Quando parliamo di diritto internazionale c’è la teoria e la pratica. Quello che accade nel concreto può essere qualcosa che non ci piace o non è giusto, ma avviene. Le parole di Tajani vogliono dire che dobbiamo entrare nell’ottica che il mondo negli ultimi dieci anni è cambiato, piaccia o meno, a me non piace. Il soft power occidentale ed americano era predominante in passato, oggi è tornato l’hard power. È vero che Israele sul tema delle acque internazionali a volte non lo rispetta, ma abbiamo già visto con la guerra in Ucraina che neanche la Russia ha rispettato il diritto internazionale. Chi fa politica come il ministro degli Esteri deve partire da questo dato di realtà. Nel momento in cui la Flotilla ha avuto la possibilità di lasciare gli aiuti a Cipro e far sì che vengano consegnati, evitando i rischi del blocco navale, penso che fosse un atteggiamento responsabile rispondere a quell’appello.

Mettendo da parte le polemiche sulla Flotilla, credo che il vero valore di questa iniziativa fosse simbolico, accendere un faro sul blocco degli aiuti messo in atto da Israele nei confronti dei cittadini di Gaza, ma sembra che il messaggio si sia perso. Se le azioni simboliche pacifiche non bastano, quale strada bisognerebbe intraprendere per riconoscere e affrontare il problema? Il governo rivendica i risultati diplomatici che ha portato a casa. Quali sono?

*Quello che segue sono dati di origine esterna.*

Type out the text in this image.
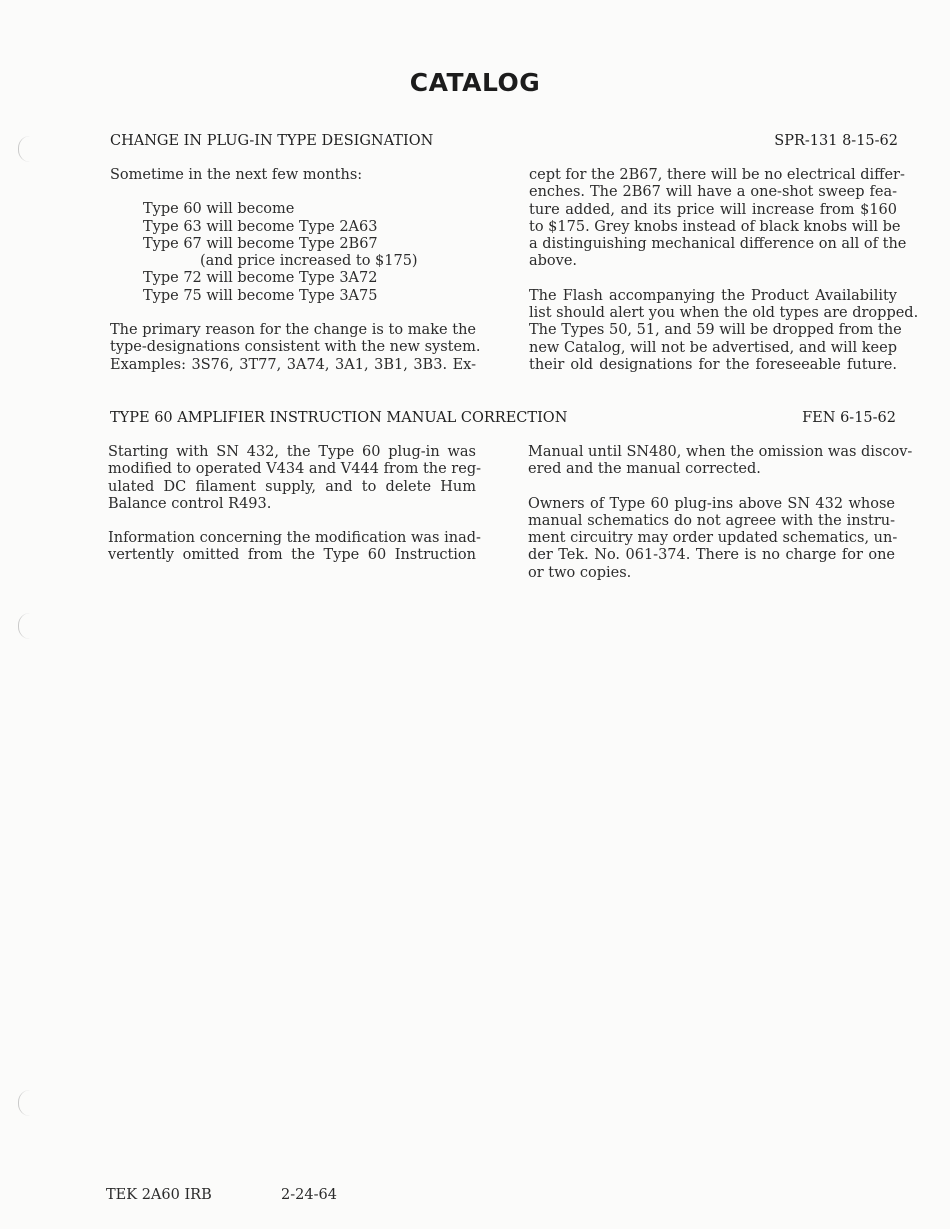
CATALOG
CHANGE IN PLUG-IN TYPE DESIGNATION	SPR-131 8-15-62

Sometime in the next few months:

Type 60 will become
Type 63 will become Type 2A63
Type 67 will become Type 2B67
(and price increased to $175)
Type 72 will become Type 3A72
Type 75 will become Type 3A75

The primary reason for the change is to make the
type-designations consistent with the new system.
Examples: 3S76, 3T77, 3A74, 3A1, 3B1, 3B3. Ex-

cept for the 2B67, there will be no electrical differ-
enches. The 2B67 will have a one-shot sweep fea-
ture added, and its price will increase from $160
to $175. Grey knobs instead of black knobs will be
a distinguishing mechanical difference on all of the
above.

The Flash accompanying the Product Availability
list should alert you when the old types are dropped.
The Types 50, 51, and 59 will be dropped from the
new Catalog, will not be advertised, and will keep
their old designations for the foreseeable future.

TYPE 60 AMPLIFIER INSTRUCTION MANUAL CORRECTION	FEN 6-15-62

Starting with SN 432, the Type 60 plug-in was
modified to operated V434 and V444 from the reg-
ulated DC filament supply, and to delete Hum
Balance control R493.

Information concerning the modification was inad-
vertently omitted from the Type 60 Instruction

Manual until SN480, when the omission was discov-
ered and the manual corrected.

Owners of Type 60 plug-ins above SN 432 whose
manual schematics do not agreee with the instru-
ment circuitry may order updated schematics, un-
der Tek. No. 061-374. There is no charge for one
or two copies.

TEK 2A60 IRB	2-24-64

C’è sicuramente un tema di carestia e carenza di aiuti umanitari a Gaza, su cui il Governo ha messo in atto un’iniziativa importante, Food for Gaza. Quando parliamo del tema della difficoltà di far arrivare aiuti penso che vada fatta una descrizione molto più completa della questione. Ho trascorso due settimane a Kerem Shalom, il valico al confine tra Israele, Egitto e Gaza e ho visto entrare centinaia di camion di aiuti. Il problema è che sono messi in campi umanitari per lo smistamento. Ma c’è un problema logistico. Ci sono difficoltà nel far arrivare alle persone gli aiuti dai campi dove vengono lasciati. Il secondo problema è Hamas, che minaccia la popolazione palestinese affinché non vadano a ritirare figli aiuti. Quindi, spesso le persone non possono recarsi a ritirarli. Il valico di Rafa, fino a poco tempo fa, era chiuso per scelta dell’Egitto. È compito e dovere dei governi occidentali far sì che questa situazione sia superata.

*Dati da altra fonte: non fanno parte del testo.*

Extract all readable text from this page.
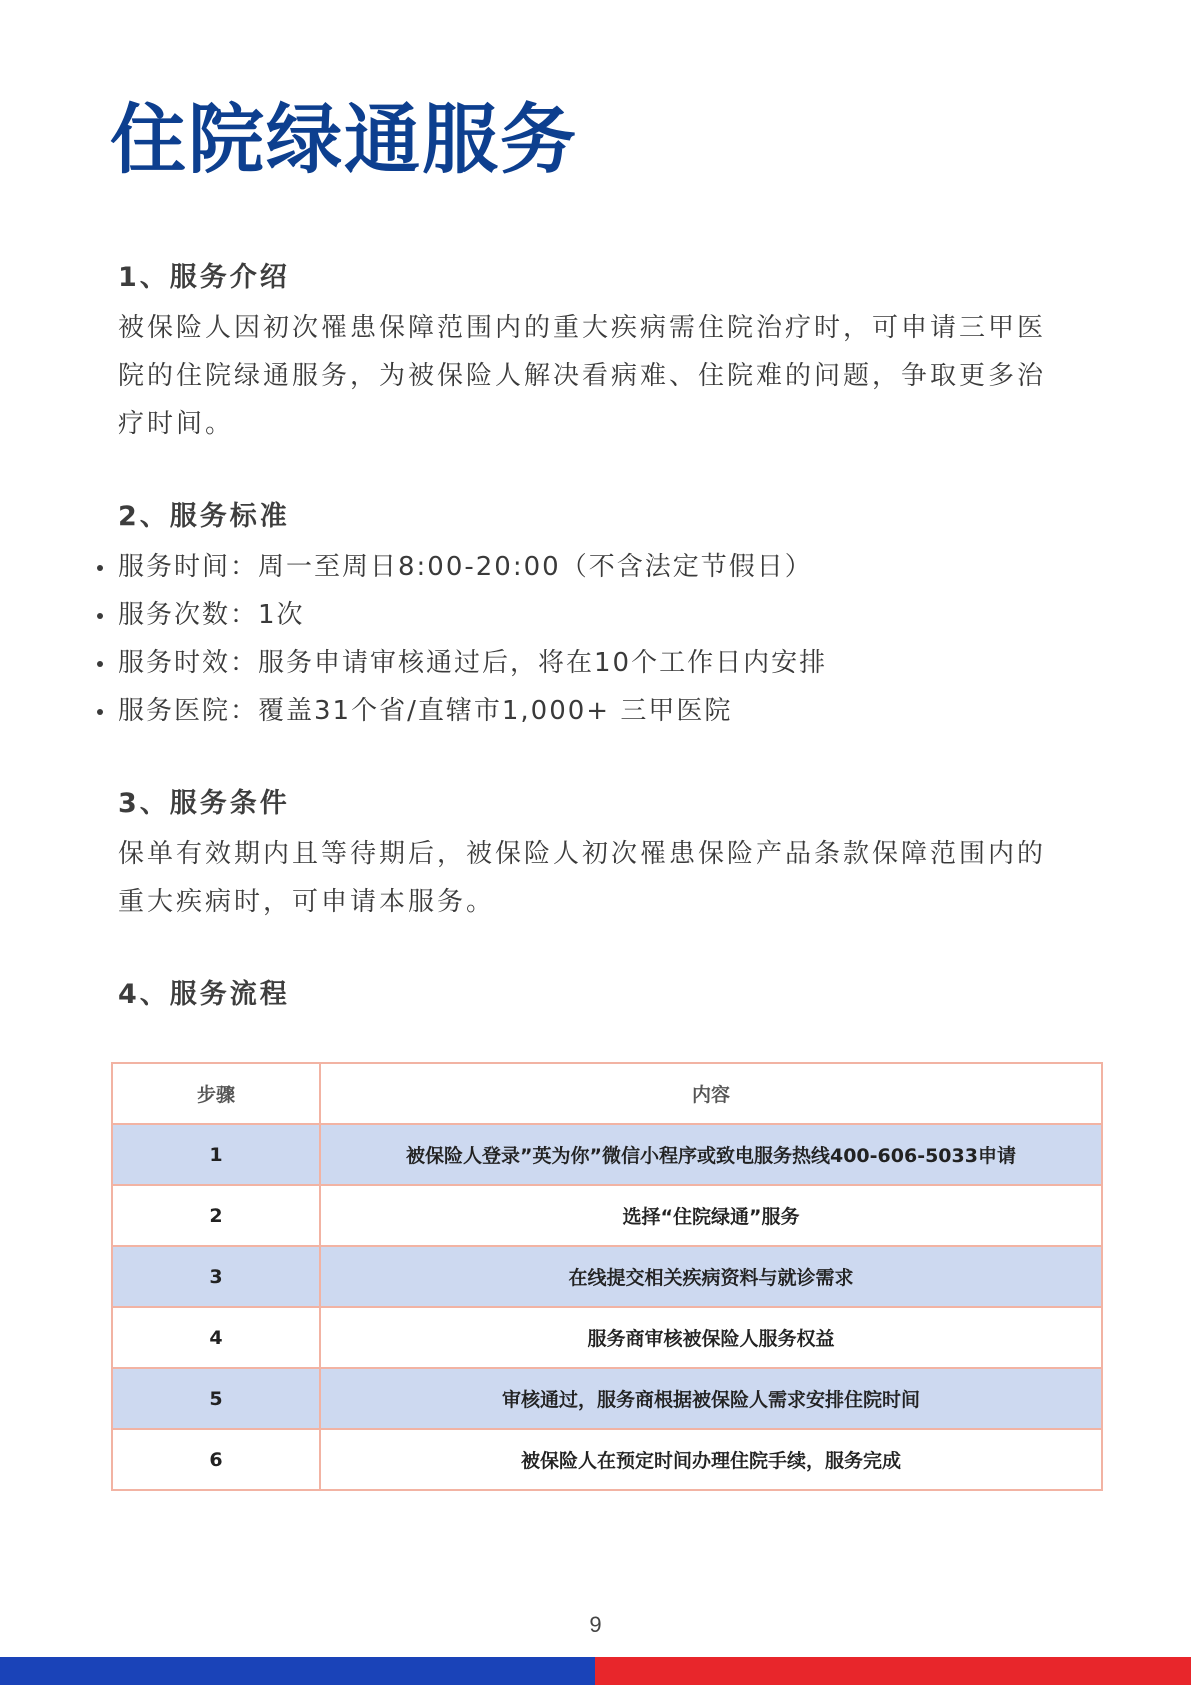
住院绿通服务
1、服务介绍

被保险人因初次罹患保障范围内的重大疾病需住院治疗时，可申请三甲医
院的住院绿通服务，为被保险人解决看病难、住院难的问题，争取更多治
疗时间。

2、服务标准
服务时间：周一至周日8:00-20:00（不含法定节假日）
服务次数：1次
服务时效：服务申请审核通过后，将在10个工作日内安排
服务医院：覆盖31个省/直辖市1,000+ 三甲医院
3、服务条件

保单有效期内且等待期后，被保险人初次罹患保险产品条款保障范围内的
重大疾病时，可申请本服务。

4、服务流程
步骤	内容
1	被保险人登录”英为你”微信小程序或致电服务热线400-606-5033申请
2	选择“住院绿通”服务
3	在线提交相关疾病资料与就诊需求
4	服务商审核被保险人服务权益
5	审核通过，服务商根据被保险人需求安排住院时间
6	被保险人在预定时间办理住院手续，服务完成
9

Ha nuovi progetti editoriali in cantiere che può anticiparci?

Con la nostra casa editrice stiamo continuando a pubblicare, oltre ad autori italiani, anche molti americani di grande peso in questo momento storico e utili per comprendere cosa sta accadendo negli Usa. Il libro “Cambio di regime” di Patrick Deneen, in particolare, è dedicato alla crisi dell’ordine liberale. Stiamo traducendo un libro scritto da Kevin Roberts, presidente dell’Heritage Foundation, oltre a un volume di Roger Scruton dedicato ai pensatori della sinistra. Al tempo stesso, continuiamo a pubblicare tanti autori e riscoperte nel Pantheon Letterario, con un libro dedicato alla figura di Matteotti scritto da Filippo Turati.